Morphea (mor-FEE-uh) is a rare skin condition that causes reddish or purplish patches on your skin. Morphea is a localized or limited form of scleroderma, a condition that can cause a wide variety of problems, from skin discoloration to difficulty with the function of joints and muscles and other connective tissues.

Morphea typically appears on your abdomen, chest or back, but it can affect your face, arms and legs. Morphea tends to affect only the outermost layers of your skin — the dermis and the fatty tissue just beneath the dermis. Sometimes, morphea can restrict movement in your joints.

Morphea generally subsides on its own over time. With morphea, you may be concerned about your appearance. Your doctor may recommend medications and other treatments to help with your appearance and other symptoms of morphea.

Symptoms Causes Risk factors Complications

Morphea is a form of scleroderma, a term that literally means "hard skin." Signs of morphea include:

  • Hardeningand thickening of the skin.
  • Discoloration of the affected skin to look lighter or darker than the surrounding area.
  • Oval-shaped patches that may change colors and gradually develop a whitish center.
  • Linear patches, especially when on arms and legs
  • Loss of hair and sweat glands in the affected area over time.

Morphea usually affects only the uppermost layers of your skin (the dermis and the superficial fatty tissue beneath the dermis). In some cases, morphea may involve the deeper fatty tissue or the connective tissue (fascia or muscle) below your skin. The condition generally lasts several years and then disappears on its own. However, it usually leaves patches of darkened or discolored skin.

When to see a doctor

If you notice patches of discoloring, hardening or thickening skin, see your doctor. Early diagnosis and treatment may help slow the development of new patches, and allow your doctor to identify and treat complications before they worsen.

The exact cause of morphea is unknown, though doctors do know it's not contagious.
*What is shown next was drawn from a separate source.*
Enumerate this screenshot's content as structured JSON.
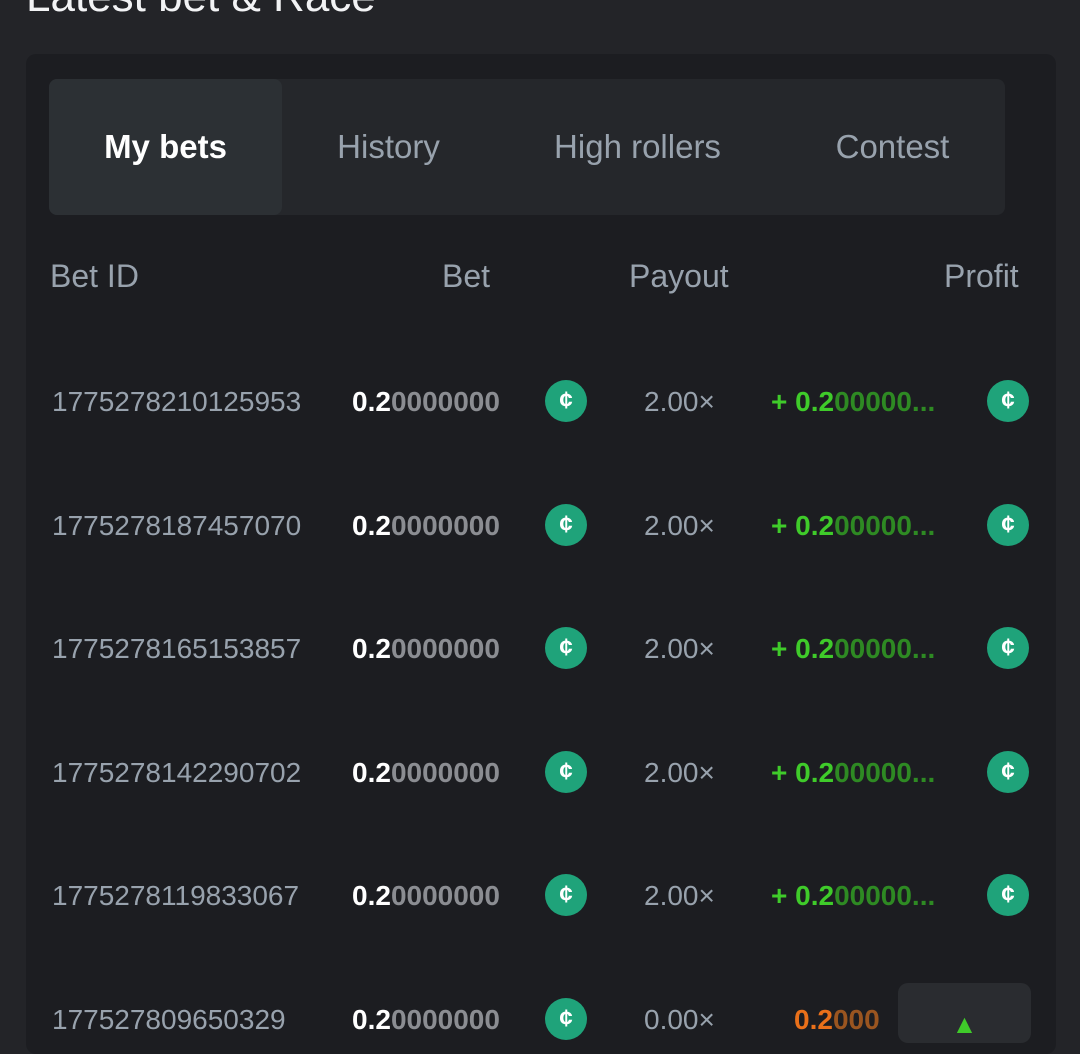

It's believed that an unusual reaction of the immune system plays a role in the development of this condition.

The onset of morphea may be related to:

  • Radiation therapy
  • Repeated trauma to the affected area
  • A recent infection, such as measles or chickenpox

Because the cause of morphea is unknown, it's difficult to pinpoint who may be at a higher risk. However, there are several known factors that may increase your risk of developing morphea, including:

  • Sex. Morphea is more common in women than in men.
  • Race. Whites and people of Asian descent are more likely to develop morphea than are blacks.
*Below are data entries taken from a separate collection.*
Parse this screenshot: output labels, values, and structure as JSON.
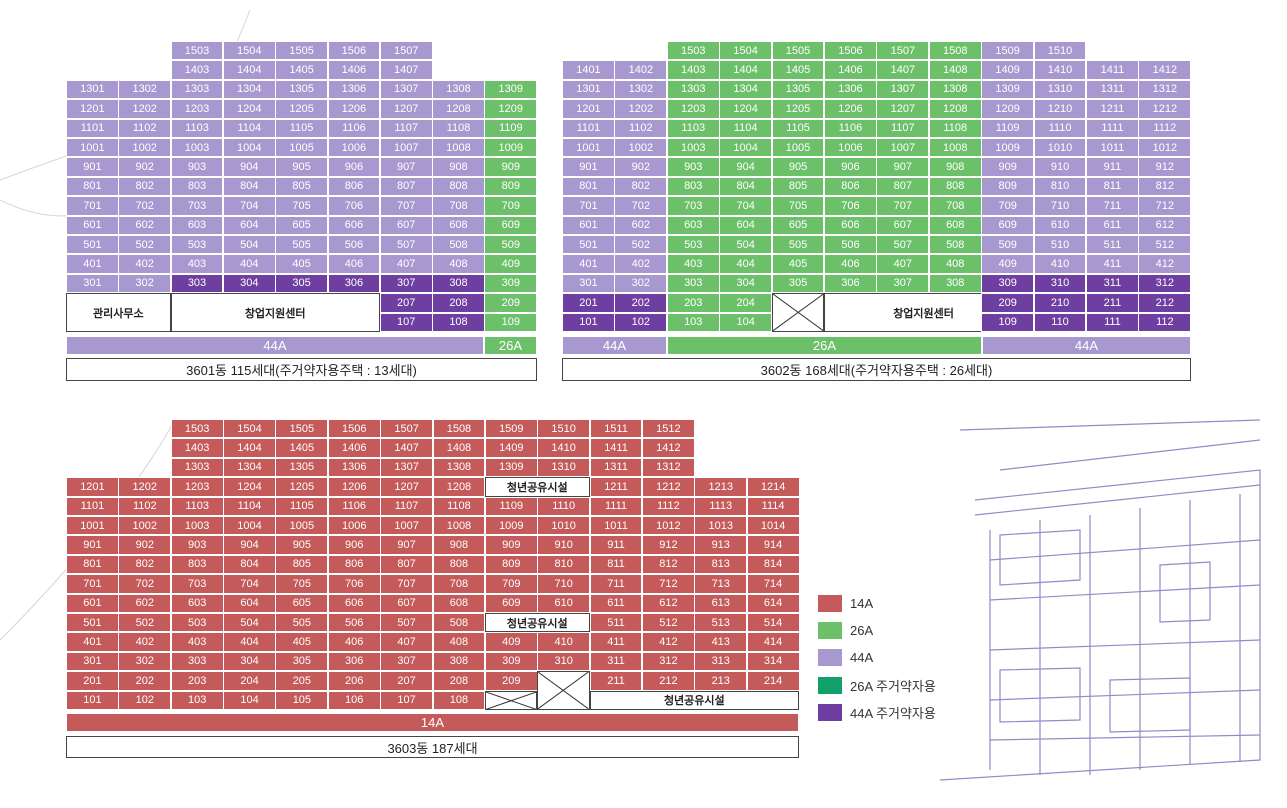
{
  "colors": {
    "p": "#a898d0",
    "g": "#6cc06a",
    "d": "#6e3fa0",
    "r": "#c45a5a",
    "green_special": "#12a06a",
    "purple_special": "#6e3fa0"
  },
  "building_3601": {
    "caption": "3601동 115세대(주거약자용주택 : 13세대)",
    "type_bars": [
      "44A",
      "26A"
    ],
    "office_label": "관리사무소",
    "startup_label": "창업지원센터"
  },
  "building_3602": {
    "caption": "3602동 168세대(주거약자용주택 : 26세대)",
    "type_bars": [
      "44A",
      "26A",
      "44A"
    ],
    "startup_label": "창업지원센터"
  },
  "building_3603": {
    "caption": "3603동 187세대",
    "type_bars": [
      "14A"
    ],
    "shared_label": "청년공유시설"
  },
  "legend": [
    {
      "label": "14A",
      "color": "#c45a5a"
    },
    {
      "label": "26A",
      "color": "#6cc06a"
    },
    {
      "label": "44A",
      "color": "#a898d0"
    },
    {
      "label": "26A 주거약자용",
      "color": "#12a06a"
    },
    {
      "label": "44A 주거약자용",
      "color": "#6e3fa0"
    }
  ]
}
Morphea can cause a number of complications, including:

  • Self-esteem issues. Morphea can have a negative effect on your self-esteem and body image, particularly if discolored patches of skin appear on your arms, legs or face.
  • Movement problems. Morphea that affects the arms and legs can impair joint mobility.
  • Widespread areas of hardened, discolored skin. Numerous new patches of hard, discolored skin may seem to join together, a condition known as generalized morphea.